Des données qualitatives ont pu être collectées grâce à des entretiens auprès de 25 personnalités impliquées dans le processus de développement. Des données quantitatives ont été recueillies par une enquête grand public auprès de 220 personnes. Ces études terrain ont permis de cerner ce que l’on entend par « développement local », d’être conforté dans l’idée que le développement local n’est actuellement pas satisfaisant et que le financement bancaire classique se révèle inadapté.
Etant responsable d’une institution de microfinance islamique, nous avons eu recours à une recherche-intervention. Deux simulations abouties de financement de projets agricoles et agro-industriels ont été présentées.
Pour aller plus loin …
Causse G. (2012), « Islamic Finance : An Alternative Finance or an antidote to the crisis of capitalism ? », Chap. 9, in Recent Developments in alternative Finance : Empirical Assessments and Economic Implications, Ed. Emerald, 173-196.
Greffe X. (2002), « Le développement local », Edit. De l’Aube, 200 p.
Meliani H. et Aghrout A. (2011), « Développement de la microfinance islamique : perspectives », in Finance islamique : regard (s) sur une finance alternative, Ed. Mazars Algérie, 449 p.
Perroux F. (1981), « Pour une philosophie du nouveau développement », Ed. Aubier, 279 p.

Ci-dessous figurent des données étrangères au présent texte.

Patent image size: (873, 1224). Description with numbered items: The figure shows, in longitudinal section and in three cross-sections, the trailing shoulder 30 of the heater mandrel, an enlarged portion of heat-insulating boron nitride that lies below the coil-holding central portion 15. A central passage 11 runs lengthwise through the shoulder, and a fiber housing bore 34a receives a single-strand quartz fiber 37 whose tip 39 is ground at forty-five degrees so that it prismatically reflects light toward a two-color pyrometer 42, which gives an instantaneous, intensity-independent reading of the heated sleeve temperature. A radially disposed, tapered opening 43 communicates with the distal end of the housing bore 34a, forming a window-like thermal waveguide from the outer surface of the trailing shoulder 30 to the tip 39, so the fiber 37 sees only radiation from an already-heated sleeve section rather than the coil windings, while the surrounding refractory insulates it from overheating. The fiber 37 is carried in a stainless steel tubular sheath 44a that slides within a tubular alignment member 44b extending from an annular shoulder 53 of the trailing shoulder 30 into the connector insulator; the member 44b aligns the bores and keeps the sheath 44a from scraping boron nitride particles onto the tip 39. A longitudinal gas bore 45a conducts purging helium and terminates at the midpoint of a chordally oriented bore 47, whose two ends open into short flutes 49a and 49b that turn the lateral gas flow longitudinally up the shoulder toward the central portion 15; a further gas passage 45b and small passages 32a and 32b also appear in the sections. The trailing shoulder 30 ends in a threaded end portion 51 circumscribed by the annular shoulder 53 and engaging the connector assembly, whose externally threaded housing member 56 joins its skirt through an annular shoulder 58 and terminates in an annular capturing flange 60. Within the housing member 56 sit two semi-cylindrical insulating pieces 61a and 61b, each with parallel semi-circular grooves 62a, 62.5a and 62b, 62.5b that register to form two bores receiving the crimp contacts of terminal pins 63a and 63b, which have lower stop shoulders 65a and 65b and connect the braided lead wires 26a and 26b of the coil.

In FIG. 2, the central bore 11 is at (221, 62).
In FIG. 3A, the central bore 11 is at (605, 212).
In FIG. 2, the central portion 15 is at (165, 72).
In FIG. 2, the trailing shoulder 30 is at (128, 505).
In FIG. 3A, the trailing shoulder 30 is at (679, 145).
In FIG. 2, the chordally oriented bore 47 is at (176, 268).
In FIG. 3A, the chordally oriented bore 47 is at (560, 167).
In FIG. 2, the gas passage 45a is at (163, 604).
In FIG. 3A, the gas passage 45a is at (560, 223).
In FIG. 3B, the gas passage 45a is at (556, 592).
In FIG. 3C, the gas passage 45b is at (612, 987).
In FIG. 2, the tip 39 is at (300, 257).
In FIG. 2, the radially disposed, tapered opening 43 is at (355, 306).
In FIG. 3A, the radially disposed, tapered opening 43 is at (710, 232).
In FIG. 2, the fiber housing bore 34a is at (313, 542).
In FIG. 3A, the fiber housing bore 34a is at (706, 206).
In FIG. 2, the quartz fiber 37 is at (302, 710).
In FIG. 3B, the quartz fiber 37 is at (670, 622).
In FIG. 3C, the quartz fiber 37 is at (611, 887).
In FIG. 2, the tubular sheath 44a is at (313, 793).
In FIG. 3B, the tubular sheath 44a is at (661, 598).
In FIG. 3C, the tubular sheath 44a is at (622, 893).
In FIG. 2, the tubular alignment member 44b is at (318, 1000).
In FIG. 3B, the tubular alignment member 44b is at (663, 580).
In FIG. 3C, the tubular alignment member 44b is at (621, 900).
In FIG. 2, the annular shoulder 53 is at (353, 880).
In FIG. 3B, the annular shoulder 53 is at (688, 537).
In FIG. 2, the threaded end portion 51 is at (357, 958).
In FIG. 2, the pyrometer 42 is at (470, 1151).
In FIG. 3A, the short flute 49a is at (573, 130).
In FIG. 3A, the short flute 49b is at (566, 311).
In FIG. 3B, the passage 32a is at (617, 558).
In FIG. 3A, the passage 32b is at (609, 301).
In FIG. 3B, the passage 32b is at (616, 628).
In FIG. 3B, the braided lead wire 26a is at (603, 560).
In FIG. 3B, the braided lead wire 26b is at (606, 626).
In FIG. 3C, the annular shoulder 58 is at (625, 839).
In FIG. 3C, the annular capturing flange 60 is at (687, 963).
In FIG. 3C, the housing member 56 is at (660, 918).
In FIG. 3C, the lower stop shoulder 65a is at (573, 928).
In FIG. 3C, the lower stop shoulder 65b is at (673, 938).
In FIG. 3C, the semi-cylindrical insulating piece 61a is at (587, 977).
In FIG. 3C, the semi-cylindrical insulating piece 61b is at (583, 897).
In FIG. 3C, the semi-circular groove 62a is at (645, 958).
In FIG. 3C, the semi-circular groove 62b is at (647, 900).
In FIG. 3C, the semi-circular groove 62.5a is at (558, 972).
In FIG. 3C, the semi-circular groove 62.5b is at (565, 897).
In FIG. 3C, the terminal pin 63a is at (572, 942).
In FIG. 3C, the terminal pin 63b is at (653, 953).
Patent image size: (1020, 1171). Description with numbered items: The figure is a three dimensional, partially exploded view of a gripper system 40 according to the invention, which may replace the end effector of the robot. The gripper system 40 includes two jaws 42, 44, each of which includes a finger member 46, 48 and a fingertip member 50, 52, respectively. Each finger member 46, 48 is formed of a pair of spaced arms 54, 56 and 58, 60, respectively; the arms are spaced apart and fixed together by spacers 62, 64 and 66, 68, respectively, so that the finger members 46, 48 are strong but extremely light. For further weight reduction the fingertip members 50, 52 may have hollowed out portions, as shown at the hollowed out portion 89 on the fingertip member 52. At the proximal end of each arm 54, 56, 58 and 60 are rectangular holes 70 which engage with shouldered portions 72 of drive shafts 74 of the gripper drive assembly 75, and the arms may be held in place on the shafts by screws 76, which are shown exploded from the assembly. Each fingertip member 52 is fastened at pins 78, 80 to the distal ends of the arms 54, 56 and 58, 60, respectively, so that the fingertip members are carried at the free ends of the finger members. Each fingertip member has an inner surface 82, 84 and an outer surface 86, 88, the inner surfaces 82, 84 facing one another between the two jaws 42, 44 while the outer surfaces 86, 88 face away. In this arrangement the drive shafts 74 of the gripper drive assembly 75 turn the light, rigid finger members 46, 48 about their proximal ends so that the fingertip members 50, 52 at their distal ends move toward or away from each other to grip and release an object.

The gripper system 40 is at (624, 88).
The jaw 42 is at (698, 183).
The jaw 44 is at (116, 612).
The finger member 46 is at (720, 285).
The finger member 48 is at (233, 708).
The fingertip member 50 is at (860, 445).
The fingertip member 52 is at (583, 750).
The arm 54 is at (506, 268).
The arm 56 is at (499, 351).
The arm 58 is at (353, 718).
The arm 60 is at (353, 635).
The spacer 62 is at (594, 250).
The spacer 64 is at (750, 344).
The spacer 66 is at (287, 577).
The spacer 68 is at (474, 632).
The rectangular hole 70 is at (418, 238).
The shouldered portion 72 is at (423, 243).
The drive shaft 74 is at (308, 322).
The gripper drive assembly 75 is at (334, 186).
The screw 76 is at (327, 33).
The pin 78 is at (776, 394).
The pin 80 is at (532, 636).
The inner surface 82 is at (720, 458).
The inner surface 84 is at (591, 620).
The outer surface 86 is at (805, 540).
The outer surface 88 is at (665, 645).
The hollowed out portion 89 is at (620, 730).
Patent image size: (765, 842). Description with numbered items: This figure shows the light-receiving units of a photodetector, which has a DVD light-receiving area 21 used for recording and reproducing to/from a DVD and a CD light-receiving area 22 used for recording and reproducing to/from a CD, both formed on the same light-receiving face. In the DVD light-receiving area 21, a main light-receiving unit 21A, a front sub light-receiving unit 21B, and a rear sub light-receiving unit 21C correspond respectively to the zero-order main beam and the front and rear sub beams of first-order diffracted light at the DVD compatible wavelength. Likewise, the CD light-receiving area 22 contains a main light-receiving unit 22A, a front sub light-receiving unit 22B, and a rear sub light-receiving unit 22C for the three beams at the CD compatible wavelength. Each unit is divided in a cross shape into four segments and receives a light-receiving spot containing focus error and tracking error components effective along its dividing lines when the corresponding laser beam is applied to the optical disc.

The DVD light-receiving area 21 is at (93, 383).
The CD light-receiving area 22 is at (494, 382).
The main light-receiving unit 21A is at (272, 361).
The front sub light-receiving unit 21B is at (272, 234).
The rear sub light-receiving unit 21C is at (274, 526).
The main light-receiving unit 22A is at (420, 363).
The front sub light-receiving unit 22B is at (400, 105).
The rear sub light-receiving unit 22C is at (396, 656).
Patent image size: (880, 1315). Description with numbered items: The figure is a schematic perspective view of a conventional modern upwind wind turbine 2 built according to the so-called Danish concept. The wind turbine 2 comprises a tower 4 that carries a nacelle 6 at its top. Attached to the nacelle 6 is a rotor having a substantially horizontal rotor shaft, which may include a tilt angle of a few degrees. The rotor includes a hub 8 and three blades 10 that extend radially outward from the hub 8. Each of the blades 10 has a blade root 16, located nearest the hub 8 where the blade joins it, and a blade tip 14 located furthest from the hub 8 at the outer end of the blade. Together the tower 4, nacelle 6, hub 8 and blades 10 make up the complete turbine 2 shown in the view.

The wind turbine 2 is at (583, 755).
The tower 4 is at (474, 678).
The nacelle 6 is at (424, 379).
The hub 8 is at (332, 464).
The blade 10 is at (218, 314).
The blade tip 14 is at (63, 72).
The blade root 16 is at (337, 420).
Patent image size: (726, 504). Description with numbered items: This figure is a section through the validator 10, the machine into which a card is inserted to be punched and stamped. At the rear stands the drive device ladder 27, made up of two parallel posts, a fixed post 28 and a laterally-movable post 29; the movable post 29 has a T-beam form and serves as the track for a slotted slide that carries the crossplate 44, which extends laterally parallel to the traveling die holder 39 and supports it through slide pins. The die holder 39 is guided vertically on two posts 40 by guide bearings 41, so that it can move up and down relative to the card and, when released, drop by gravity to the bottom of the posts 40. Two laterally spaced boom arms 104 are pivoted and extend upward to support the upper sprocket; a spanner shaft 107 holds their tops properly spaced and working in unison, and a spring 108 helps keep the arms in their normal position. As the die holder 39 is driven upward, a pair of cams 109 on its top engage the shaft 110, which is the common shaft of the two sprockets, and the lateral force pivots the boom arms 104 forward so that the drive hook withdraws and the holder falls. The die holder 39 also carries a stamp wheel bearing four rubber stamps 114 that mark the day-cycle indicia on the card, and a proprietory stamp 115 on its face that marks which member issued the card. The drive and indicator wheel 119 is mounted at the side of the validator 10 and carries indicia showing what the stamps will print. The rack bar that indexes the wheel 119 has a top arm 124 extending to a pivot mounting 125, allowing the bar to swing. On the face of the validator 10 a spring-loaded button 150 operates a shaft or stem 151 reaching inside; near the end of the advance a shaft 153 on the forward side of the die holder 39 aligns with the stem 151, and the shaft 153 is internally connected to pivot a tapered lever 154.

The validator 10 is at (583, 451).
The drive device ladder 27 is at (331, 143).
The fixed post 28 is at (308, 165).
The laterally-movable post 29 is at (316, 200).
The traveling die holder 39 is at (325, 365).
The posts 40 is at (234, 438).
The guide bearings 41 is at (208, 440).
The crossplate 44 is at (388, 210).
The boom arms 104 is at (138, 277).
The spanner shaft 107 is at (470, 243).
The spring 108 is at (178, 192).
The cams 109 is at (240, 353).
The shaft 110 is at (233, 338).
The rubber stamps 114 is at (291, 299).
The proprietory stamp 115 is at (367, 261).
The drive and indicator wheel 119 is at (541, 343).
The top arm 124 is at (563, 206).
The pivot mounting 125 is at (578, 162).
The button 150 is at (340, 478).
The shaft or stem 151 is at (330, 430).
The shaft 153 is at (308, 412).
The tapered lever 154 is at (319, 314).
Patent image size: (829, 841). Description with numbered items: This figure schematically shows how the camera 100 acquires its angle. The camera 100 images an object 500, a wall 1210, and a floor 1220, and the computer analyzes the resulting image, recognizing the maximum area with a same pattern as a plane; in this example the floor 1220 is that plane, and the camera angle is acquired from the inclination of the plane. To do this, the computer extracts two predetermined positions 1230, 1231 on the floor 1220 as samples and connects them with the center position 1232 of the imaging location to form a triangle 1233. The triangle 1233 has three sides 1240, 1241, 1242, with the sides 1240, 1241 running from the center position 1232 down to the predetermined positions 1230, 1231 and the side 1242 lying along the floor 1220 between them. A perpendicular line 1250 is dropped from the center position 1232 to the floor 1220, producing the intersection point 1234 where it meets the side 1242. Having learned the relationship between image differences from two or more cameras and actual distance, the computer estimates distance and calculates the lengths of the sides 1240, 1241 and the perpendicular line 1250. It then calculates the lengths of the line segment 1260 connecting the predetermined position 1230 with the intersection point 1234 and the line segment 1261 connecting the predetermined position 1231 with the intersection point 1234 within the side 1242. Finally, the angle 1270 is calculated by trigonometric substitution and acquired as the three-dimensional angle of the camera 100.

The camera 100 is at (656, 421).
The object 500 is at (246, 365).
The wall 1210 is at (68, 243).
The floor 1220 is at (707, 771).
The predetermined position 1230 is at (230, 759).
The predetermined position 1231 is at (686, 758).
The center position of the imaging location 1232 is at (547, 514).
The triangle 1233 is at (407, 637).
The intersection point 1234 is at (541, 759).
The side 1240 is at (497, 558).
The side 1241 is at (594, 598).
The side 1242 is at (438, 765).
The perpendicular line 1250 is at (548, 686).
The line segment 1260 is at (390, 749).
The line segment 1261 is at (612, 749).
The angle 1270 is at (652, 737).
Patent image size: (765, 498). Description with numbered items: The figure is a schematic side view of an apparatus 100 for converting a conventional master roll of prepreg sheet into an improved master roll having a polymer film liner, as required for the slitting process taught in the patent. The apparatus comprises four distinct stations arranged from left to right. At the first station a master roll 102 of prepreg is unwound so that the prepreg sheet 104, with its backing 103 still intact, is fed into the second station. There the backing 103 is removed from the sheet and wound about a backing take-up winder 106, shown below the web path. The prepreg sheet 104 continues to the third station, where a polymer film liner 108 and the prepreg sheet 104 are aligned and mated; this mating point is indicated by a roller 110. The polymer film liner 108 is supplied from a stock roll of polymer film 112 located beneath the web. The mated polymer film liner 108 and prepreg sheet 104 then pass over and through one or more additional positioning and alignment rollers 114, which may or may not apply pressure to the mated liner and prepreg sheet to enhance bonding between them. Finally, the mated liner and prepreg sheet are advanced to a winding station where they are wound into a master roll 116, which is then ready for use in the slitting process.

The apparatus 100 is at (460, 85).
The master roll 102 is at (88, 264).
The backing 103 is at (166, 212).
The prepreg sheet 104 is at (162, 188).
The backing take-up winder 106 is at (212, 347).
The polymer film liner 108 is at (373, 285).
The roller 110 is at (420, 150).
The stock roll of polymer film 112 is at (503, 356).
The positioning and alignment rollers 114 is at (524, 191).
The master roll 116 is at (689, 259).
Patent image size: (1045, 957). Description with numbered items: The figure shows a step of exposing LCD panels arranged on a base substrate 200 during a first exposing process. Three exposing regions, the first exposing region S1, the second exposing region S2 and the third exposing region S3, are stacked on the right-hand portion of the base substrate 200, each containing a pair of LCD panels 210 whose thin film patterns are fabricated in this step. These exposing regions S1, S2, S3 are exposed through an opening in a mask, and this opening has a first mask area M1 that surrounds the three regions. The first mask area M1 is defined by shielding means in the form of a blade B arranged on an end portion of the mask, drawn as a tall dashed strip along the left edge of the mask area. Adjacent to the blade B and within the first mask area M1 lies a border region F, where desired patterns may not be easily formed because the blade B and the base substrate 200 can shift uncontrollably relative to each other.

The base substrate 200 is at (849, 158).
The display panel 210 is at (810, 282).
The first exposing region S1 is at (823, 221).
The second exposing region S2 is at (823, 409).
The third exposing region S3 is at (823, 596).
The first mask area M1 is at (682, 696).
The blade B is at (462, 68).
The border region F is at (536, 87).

Tremblay P-A. et Fontan J-M. (Sous la dir. de) (2003), « Le développement local : nouvelles perspectives », Revue Interventions économiques, 110 p.
[i] Plus de 40% de la population vit en dessous du seuil de pauvreté. [ii] Mouvement qui prend naissance en 1979 lors de la réunion d’experts originaires de 17 pays à Quito. [iii] Développement selon un modèle économique universel basé sur un objectif de croissance mesurée par des indicateurs de production, essentiellement le PIB (Produit Intérieur Brut).